The Americans, who have a good deal of clout in the matter, seem to be opting for the former, because they know and like Omar Suleiman and hope he will maintain stability but lead eventually in the right direction, which of course for them means not only democracy but also protection of their interest in seeing the Israel/Egypt peace treaty maintained.  At least some of the opposition political parties also seem inclined to stick with the constitution, but others might prefer the extra-constitutional route.

The people in Tahrir square want to be sure their sacrifices will be honored with a result that meets their expectations.  They seem devoted to the proposition that Mubarak must step down, but far less interested in the constitutional route than in an army-led transition.  Most Egyptians seem to trust the army’s guarantee more than Suleiman’s.  But if Suleiman can keep army backing, that will give him a great advantage.

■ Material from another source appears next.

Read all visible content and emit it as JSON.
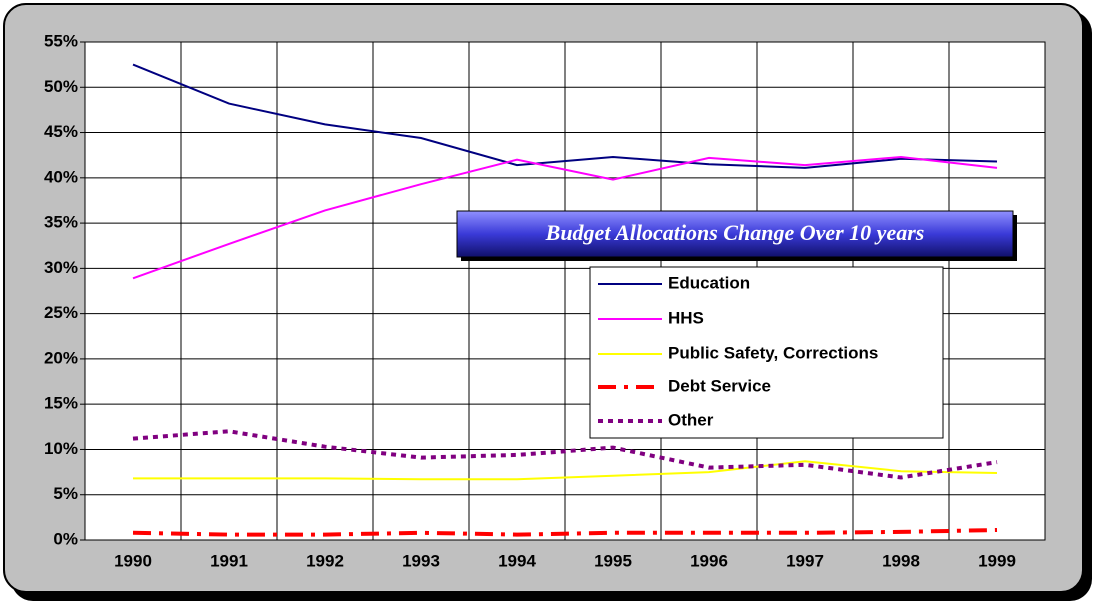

Whether Mubarak resigns or not is becoming less relevant to the outcome, as his power is waning.  It seems to me that replacement of the current government with one that includes many people clearly and unequivocally devoted to democracy is in order.  Until that or Mubarak’s removal happens, the demonstrators had better hold on to Tahrir square and be prepared to fill it quickly, as they did on Friday, with peaceful and good-humored people.

A statement just issued by Suleiman’s office, supposedly on the basis of discussions today with representatives of the protesters and the political opposition, tries to steer the outcome in the constitutional direction (but there is no sign the protesters have subscribed yet).  While offering unspecified constitutional amendments, the guarantees are far from robust:

“In implementation of these commitments the following measures will be taken:

1. A committee will be formed from members of the judicial authority and a number of political figures to study and recommend constitutional amendments, and legislative amendments of laws complimentary to the constitution to be completed by the first week of March.

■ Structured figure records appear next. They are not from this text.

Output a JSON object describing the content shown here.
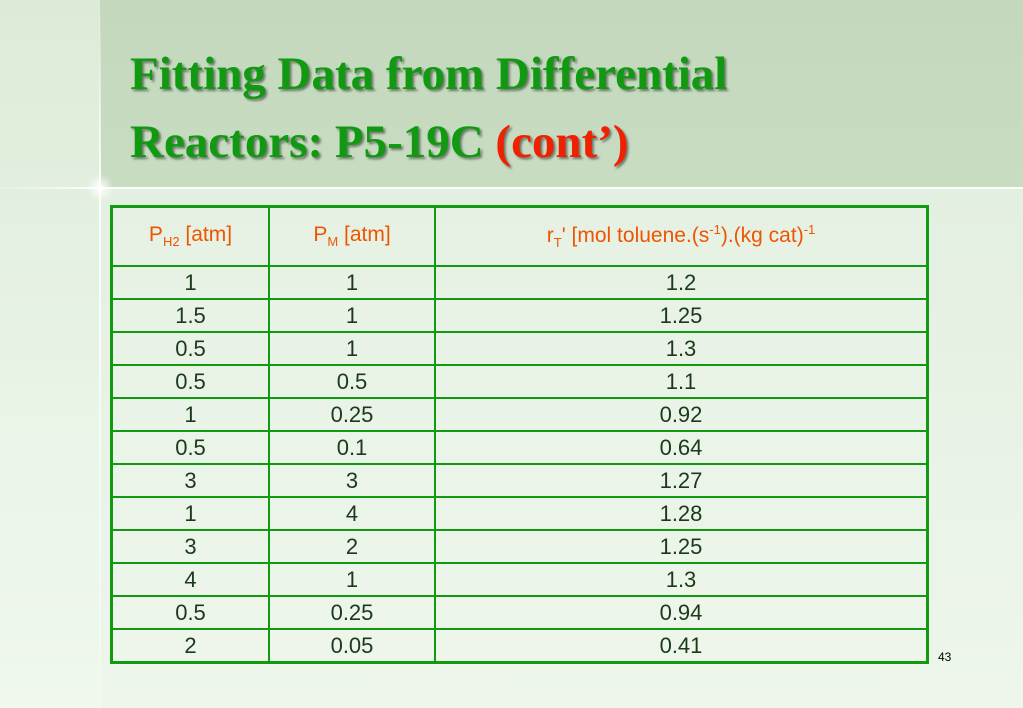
{
  "slide": {
    "title_line1": "Fitting Data from Differential",
    "title_line2_main": "Reactors: P5-19C ",
    "title_line2_accent": "(cont’)",
    "page_number": "43",
    "colors": {
      "title_green": "#119911",
      "accent_red": "#ee2200",
      "header_orange": "#ee5500",
      "border_green": "#119911"
    }
  },
  "table": {
    "headers": {
      "col1_main": "P",
      "col1_sub": "H2",
      "col1_unit": " [atm]",
      "col2_main": "P",
      "col2_sub": "M",
      "col2_unit": " [atm]",
      "col3_r": "r",
      "col3_sub": "T",
      "col3_text1": "' [mol toluene.(s",
      "col3_sup1": "-1",
      "col3_text2": ").(kg cat)",
      "col3_sup2": "-1"
    },
    "rows": [
      [
        "1",
        "1",
        "1.2"
      ],
      [
        "1.5",
        "1",
        "1.25"
      ],
      [
        "0.5",
        "1",
        "1.3"
      ],
      [
        "0.5",
        "0.5",
        "1.1"
      ],
      [
        "1",
        "0.25",
        "0.92"
      ],
      [
        "0.5",
        "0.1",
        "0.64"
      ],
      [
        "3",
        "3",
        "1.27"
      ],
      [
        "1",
        "4",
        "1.28"
      ],
      [
        "3",
        "2",
        "1.25"
      ],
      [
        "4",
        "1",
        "1.3"
      ],
      [
        "0.5",
        "0.25",
        "0.94"
      ],
      [
        "2",
        "0.05",
        "0.41"
      ]
    ]
  }
}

2. The Government announces the establishment of a bureau to receive complaints regarding, and commits to immediately release, prisoners of conscience of all persuasions. The Government commits itself to not pursuing them or limiting their ability to engage in political activity.

3. Media and communications will be liberalized and no extra-legal constraints will be imposed on them.

4. Supervisory and judiciary agencies will be tasked with continuing to pursue persons implicated in corruption, as well as pursuing and holding accountable persons responsible for the recent breakdown in security.

5. The state of emergency will be lifted based on the security situation and an end to the threats to the security of society

6. All participants expressed their absolute rejection of any and all forms of foreign intervention in internal Egyptian affairs.

Third: A national follow-up committee will be established and composed of public and independent figures from among experts, specialists and representatives of youth movements, and will monitor the implementation of all consensual agreements, and issues reports and recommendations to the Vice-President.

In addition, all participants in the dialogue saluted the patriotic and loyal role played by our Armed Forces at this sensitive time, and affirmed their aspirations for a continuation of that role to restore of calm, security and stability, and to guarantee the implementation and of the consensus and understandings that result from the meetings of the national dialogue.”